Statistics show that between the years of 1990 and 2000, there was a global rise in the incidence of AIDS in children. This resulted from the AIDS epidemic involving pregnant mothers who would pass on the disease to their unborn child.
Another reason for children getting infected with HIV was negligence of hospitals.
In 2012, over 200 children in Kyrgyzstan were infected with HIV as a result of doctors not following precautions during medical procedures.
More recently, around 128 cases of HIV affectees were reported in Larkana, Sindh, including as many as 22 children. According to reports, the current outbreak of HIV-positive cases was because quacks in the district reused syringes for patients.
A lot of research and development has been done to find a cure for this disease. The drug for AIDS, called Anti-Retroviral (ARV), has improved considerably over the last decade. Two million HIV infections in children were prevented between 2000 and 2017 by providing ARVs to pregnant women and educating healthcare institutions about transmission precautions.
Because once a child gets infected with this virus, it is the end of a normal childhood and the beginning of physical, mental and social turmoil which can last a lifetime.
AIDS or Acquired Immunodeficiency Syndrome weakens the immune system of the body, which makes the patient vulnerable to all kinds of diseases. Childhood illnesses like chicken pox or measles affect many children, but for HIV positive children these infections are more severe, last longer and are less responsive to treatment.
Although ARV treatment for adults with AIDS is easily available and is able to control the disease in the majority of cases, children with AIDS have more challenges to face with regard to medicines:
Lack of specialized pediatricians
As children grow faster than adults, their body metabolism is constantly changing and therefore the drug dosages have to be adjusted accordingly. Not every pediatrician is qualified to do this which is often the reason behind unsuccessful treatment regimens.

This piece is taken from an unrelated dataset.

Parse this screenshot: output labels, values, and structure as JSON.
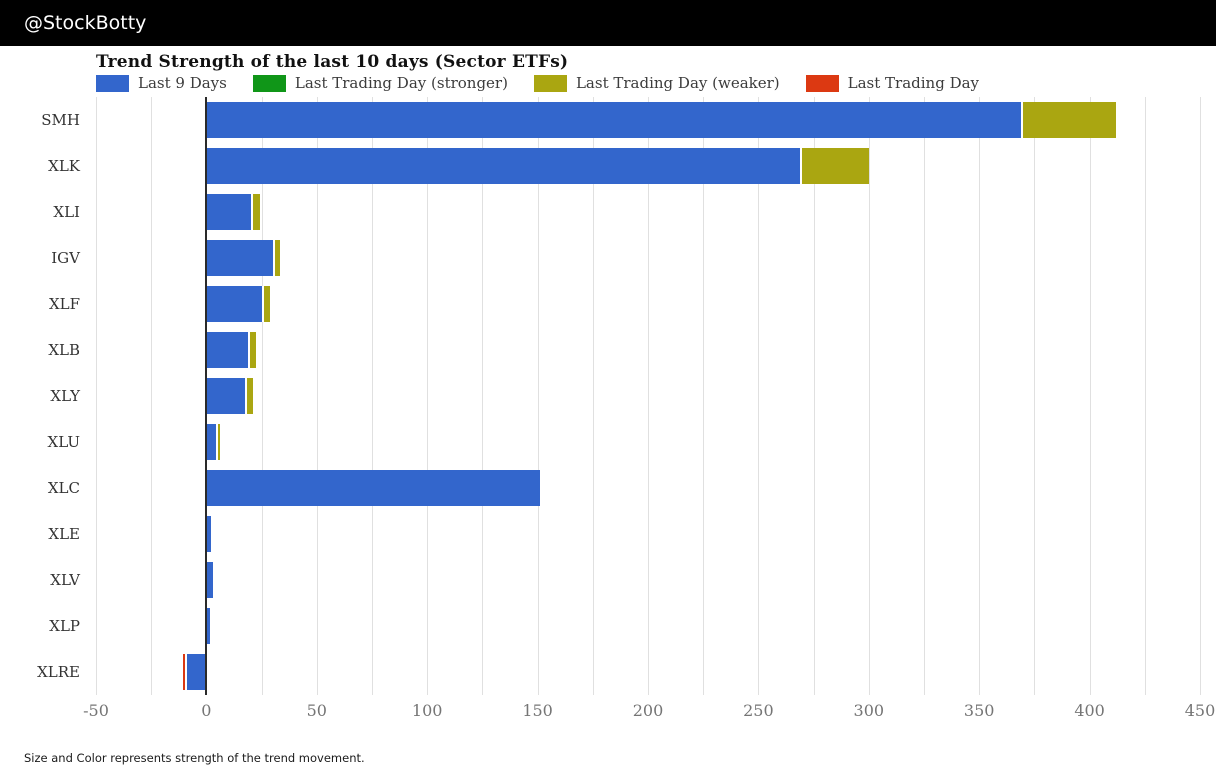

HIV positive children usually belong to households with low socio-economic status and therefore the financial burden of treatment is often too much to bear leading to non-compliance of medicines and further progression of disease.
Loss to follow-up
Adults are more receptive to the importance of compliance with their medicines and understand the consequences of non-adherence. Children on the other hand, depend on their caregiver, who in the majority of cases are sick themselves.
The clinical complications of AIDS in children are physically debilitating, but the social stigma attached with HIV is often more injurious to the wellbeing of the child. They are robbed of their childhood as other children are not willing or not allowed to play with them.
The one and only way of improving this dismal condition is by educating and empowering the population. Awareness campaigns should focus on high-risk communities and educate them about HIV transmission and prognosis. HIV positive children should be given special consideration to ensure they have access to appropriate treatment as well as an appropriate social support network.
Children are disproportionately affected by the HIV epidemic. This patient population needs special attention as the challenges they face are different from others. It is only by educating not just the patient, but the entire community, that we will be able to provide the physical, mental and social foundation which is essential for a child’s proper development.